Pictured Rocks National Lakeshore, Upper Peninsula, Michigan
Pictured Rocks National Lakeshore
| Credit: Aaron Peterson

Pictured Rocks National Lakeshore, Michigan

Each year, visitors flock to Pictured Rocks National Lakeshore to experience a wealth of beauty. The park and its famed pictured rocks stretch for miles across Lake Superior's shoreline in a prismatic display of mineral stain towering up to 200 feet above the water. The park offers three rustic drive-in campgrounds: Little Beaver Lake (8 sites), Hurricane River (21 sites) and Twelvemile Beach (36 sites). Campsites are equipped with a picnic table, fire ring and tent pad, along with vault toilets and well water. All campsites require a reservation and cost $25 per night. 

Theodore Roosevelt National Park North Dakota
Credit: Ryan Donnell

Theodore Roosevelt National Park, North Dakota

The "perfect freedom" Theodore Roosevelt felt in 1883 when he first visited North Dakota to hunt bison fueled his passion for preservation. With its wide-open spaces, sweeping vistas and wild horses, Theodore Roosevelt National Park still looks a lot like it did when Roosevelt visited. Hike and horseback ride during the day, then retire to one of the park's two campgrounds for some of the best stargazing in the country. Cottonwood Campground is located inside the park's South Unit, while Juniper Campground is in the North Unit. Both offer sites suitable for tents and RVs, but no hookups. 

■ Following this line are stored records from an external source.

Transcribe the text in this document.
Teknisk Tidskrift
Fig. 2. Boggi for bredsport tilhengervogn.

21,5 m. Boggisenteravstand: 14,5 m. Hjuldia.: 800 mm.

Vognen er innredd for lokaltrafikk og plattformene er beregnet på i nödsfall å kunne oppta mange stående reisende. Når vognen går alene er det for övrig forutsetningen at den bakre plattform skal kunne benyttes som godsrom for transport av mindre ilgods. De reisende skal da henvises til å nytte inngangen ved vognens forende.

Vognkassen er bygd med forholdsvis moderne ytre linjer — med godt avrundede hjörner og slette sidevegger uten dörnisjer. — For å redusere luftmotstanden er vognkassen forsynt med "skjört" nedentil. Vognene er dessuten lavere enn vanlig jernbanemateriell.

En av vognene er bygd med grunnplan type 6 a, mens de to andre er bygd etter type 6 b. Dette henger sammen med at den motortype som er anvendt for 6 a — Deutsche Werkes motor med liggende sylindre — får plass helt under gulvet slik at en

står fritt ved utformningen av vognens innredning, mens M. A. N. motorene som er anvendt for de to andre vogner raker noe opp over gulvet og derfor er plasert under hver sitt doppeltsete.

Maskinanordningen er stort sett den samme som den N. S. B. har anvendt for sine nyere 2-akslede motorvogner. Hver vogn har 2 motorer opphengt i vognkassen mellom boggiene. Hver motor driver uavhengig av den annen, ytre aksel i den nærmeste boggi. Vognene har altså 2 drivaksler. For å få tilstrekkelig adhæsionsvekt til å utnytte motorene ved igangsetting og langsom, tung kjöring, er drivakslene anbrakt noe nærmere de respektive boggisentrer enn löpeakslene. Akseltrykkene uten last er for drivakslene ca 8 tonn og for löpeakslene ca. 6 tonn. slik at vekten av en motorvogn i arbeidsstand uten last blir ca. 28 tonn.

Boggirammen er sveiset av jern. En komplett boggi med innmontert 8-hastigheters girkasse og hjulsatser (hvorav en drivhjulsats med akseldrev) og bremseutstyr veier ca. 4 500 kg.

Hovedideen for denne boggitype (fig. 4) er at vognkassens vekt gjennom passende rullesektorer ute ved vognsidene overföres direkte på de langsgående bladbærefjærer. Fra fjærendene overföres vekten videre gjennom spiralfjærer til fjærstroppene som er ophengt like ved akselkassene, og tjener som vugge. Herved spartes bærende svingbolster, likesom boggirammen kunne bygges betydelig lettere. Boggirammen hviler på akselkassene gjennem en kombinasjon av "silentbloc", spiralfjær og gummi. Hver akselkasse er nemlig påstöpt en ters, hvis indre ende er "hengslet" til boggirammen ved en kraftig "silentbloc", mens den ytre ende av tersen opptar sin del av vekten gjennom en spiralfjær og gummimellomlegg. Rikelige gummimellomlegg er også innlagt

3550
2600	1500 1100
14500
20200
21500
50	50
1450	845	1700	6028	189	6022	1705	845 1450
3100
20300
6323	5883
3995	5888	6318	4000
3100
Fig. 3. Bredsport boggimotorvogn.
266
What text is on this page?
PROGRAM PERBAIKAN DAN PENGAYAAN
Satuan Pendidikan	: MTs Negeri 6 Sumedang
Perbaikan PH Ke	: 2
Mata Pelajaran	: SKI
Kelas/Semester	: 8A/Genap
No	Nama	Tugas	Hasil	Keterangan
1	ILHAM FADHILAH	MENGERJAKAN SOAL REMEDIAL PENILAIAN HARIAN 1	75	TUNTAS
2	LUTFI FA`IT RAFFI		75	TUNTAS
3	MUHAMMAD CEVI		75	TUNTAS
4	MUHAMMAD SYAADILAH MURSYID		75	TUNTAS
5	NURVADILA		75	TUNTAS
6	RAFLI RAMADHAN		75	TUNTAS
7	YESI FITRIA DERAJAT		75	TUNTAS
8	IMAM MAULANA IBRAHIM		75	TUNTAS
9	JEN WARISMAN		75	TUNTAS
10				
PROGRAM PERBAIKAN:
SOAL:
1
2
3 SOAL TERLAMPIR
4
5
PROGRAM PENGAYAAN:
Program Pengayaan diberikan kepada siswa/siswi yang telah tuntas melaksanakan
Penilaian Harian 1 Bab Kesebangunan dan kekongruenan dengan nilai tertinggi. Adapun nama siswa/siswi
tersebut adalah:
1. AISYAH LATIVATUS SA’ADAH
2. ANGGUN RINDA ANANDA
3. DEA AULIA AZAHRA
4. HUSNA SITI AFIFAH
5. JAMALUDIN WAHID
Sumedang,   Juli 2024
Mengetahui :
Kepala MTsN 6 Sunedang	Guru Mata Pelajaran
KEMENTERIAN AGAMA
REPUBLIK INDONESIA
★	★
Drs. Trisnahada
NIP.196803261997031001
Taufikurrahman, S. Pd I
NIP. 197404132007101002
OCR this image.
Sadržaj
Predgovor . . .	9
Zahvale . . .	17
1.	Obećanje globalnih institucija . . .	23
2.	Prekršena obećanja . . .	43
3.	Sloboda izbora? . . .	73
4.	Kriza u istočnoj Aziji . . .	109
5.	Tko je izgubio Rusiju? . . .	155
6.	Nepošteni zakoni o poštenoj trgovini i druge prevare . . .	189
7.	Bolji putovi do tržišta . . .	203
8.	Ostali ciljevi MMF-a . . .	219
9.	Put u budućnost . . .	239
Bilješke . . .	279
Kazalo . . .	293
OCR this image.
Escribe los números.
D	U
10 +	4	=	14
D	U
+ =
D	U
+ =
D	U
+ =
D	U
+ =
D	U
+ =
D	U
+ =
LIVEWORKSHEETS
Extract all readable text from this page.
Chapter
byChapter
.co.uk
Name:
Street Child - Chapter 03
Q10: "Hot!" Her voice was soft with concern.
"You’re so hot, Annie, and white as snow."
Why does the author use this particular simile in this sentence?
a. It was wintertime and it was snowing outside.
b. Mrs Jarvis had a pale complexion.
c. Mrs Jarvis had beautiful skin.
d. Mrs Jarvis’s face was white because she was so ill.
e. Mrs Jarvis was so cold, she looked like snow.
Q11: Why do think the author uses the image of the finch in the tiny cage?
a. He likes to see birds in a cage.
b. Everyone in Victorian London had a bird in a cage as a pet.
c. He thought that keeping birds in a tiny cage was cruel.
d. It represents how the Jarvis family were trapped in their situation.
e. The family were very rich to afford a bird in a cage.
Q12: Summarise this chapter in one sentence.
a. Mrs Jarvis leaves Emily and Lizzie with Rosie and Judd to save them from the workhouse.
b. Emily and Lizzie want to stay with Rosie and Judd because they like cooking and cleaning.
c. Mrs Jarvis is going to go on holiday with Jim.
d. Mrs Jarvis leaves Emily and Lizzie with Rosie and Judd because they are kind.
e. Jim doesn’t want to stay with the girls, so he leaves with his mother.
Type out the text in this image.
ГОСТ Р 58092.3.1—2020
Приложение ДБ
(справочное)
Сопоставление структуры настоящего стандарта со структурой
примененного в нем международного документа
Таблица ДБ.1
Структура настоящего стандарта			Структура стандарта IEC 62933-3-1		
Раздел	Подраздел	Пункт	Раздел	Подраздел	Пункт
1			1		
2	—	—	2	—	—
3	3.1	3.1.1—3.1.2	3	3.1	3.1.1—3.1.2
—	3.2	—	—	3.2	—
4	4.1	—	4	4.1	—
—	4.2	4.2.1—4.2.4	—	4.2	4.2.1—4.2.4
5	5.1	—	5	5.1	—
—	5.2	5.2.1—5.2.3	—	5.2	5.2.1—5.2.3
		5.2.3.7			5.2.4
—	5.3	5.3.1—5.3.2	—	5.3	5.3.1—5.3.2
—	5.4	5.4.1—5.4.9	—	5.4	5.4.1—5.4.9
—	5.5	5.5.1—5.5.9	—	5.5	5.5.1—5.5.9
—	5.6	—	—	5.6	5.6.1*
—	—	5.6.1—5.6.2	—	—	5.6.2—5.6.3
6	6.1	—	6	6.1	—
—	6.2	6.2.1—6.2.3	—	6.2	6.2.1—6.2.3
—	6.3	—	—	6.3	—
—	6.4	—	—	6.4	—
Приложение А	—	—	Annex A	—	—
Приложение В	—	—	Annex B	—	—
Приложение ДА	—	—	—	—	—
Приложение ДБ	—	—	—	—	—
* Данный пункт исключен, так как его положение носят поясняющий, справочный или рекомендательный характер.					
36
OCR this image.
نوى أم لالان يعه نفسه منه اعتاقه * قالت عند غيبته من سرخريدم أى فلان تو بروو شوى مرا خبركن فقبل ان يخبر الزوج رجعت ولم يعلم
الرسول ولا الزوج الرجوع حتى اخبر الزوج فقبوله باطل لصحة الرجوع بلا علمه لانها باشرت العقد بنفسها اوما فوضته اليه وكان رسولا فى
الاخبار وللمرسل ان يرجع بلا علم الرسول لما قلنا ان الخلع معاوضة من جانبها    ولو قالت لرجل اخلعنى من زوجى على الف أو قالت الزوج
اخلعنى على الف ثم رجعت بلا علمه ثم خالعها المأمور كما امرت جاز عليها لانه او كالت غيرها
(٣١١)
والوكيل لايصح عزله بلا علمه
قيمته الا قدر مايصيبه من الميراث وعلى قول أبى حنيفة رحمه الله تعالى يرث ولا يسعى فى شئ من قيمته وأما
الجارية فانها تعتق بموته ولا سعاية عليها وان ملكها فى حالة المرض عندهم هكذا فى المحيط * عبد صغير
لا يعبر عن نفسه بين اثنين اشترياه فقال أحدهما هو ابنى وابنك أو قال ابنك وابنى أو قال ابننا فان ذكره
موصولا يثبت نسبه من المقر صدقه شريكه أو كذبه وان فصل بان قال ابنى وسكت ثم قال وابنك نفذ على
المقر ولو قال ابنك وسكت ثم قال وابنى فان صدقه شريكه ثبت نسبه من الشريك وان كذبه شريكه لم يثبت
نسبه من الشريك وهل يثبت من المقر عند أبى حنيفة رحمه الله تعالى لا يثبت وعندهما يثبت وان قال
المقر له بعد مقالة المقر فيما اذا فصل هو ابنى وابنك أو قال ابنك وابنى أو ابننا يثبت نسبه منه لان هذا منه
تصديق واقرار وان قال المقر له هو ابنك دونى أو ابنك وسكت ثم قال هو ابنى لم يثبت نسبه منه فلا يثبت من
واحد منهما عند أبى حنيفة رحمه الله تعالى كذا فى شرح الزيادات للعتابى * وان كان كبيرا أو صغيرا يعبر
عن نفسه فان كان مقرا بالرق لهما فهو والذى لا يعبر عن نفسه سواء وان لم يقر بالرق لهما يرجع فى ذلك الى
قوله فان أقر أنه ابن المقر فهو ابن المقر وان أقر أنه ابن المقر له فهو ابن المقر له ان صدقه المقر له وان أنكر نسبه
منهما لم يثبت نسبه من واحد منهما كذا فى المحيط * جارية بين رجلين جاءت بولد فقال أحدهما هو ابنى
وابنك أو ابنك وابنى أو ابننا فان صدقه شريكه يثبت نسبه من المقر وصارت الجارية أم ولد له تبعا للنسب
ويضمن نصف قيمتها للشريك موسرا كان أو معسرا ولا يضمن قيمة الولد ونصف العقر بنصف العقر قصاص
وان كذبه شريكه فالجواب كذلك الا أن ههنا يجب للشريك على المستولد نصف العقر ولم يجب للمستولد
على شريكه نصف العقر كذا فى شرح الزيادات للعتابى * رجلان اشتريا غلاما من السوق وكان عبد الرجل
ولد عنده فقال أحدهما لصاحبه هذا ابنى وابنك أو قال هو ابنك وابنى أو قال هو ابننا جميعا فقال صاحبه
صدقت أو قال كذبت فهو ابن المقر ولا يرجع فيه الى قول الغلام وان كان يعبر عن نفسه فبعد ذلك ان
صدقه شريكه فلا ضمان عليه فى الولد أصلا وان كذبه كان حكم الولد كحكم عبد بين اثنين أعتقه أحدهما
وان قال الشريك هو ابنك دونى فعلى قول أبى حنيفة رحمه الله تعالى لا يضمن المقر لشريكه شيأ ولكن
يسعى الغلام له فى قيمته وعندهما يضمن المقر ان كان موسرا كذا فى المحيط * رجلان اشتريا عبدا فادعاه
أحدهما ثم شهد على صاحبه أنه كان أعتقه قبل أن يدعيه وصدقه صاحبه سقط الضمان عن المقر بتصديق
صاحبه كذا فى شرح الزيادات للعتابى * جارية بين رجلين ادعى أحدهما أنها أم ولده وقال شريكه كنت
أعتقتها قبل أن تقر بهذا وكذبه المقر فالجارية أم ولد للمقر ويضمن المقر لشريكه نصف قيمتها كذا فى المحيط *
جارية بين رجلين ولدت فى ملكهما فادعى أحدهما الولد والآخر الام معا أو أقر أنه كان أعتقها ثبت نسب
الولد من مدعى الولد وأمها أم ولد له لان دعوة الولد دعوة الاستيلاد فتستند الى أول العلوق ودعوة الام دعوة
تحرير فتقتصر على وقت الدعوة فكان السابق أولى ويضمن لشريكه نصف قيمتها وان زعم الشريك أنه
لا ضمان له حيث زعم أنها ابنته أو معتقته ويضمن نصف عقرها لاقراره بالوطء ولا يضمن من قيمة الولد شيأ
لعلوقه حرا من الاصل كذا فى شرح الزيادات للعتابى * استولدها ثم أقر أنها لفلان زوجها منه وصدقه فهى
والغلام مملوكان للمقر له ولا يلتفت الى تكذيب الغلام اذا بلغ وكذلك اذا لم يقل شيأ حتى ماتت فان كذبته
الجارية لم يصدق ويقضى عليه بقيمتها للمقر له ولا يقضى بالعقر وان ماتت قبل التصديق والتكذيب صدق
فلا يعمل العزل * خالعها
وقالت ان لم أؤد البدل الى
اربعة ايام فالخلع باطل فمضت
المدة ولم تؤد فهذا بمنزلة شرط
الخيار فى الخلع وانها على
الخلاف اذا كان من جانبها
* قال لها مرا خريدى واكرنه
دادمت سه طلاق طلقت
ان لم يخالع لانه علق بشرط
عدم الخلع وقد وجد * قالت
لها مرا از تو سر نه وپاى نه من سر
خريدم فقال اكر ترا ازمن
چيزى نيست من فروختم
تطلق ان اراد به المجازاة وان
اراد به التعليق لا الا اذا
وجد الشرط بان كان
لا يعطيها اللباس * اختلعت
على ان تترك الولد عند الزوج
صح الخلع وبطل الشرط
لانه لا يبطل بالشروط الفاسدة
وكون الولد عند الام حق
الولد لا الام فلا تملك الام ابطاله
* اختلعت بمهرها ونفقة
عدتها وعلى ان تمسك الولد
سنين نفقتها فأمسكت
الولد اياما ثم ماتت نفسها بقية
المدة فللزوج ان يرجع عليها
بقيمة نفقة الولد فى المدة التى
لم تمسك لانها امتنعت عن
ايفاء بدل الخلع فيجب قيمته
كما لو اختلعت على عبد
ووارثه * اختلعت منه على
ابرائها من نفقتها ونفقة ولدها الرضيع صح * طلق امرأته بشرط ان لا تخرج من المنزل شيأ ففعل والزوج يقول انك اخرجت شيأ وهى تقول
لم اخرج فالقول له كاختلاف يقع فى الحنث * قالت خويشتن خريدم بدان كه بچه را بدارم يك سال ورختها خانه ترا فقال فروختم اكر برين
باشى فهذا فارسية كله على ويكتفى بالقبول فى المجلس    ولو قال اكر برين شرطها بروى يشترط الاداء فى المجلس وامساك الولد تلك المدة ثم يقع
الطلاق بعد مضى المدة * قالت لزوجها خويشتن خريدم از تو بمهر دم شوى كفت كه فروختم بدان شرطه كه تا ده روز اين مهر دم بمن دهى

Lone elk bull overlooking valley in Wind Cave National Park, South Dakota
Credit: National Park Service

Wind Cave National Park, South Dakota

Wind Cave National Park is an intricate underground system made up of over 150 miles of passages, lakes and calcite boxwork formations that resemble honeycombs. It's the first cave to be designated a national park anywhere in the world; it's also recognized as the world's densest cave system. Above ground, the park includes the largest remaining natural mixed-grass prairie in the United States where visitors can hike, explore and say hello to local wildlife. The only campground within the park, Elk Mountain Campground, is open year-round. Sites are first-come, first-served, and drinking water and flush restrooms are available in the summer months.

Indiana Dunes
Credit: Kevin J. Miyazaki/Redux

Indiana Dunes National Park, Indiana

For a weekend getaway near Chicago with a more rugged view of Lake Michigan's shoreline, pack up the car and head to Indiana Dunes National Park. The park's famed dunes aren't the only place to play — you'll discover wetlands, prairies, beaches and ancient forests spread over 2,000 acres of varied terrain (and more than 70 miles of hiking trails too). RV camping is a favorite here (because who wants to pitch a tent on a sandy beach?). Visitors like Dunewood Campground, Indiana Dunes State Park Campground, Lakeshore Camp Resort, Sand Creek Campground.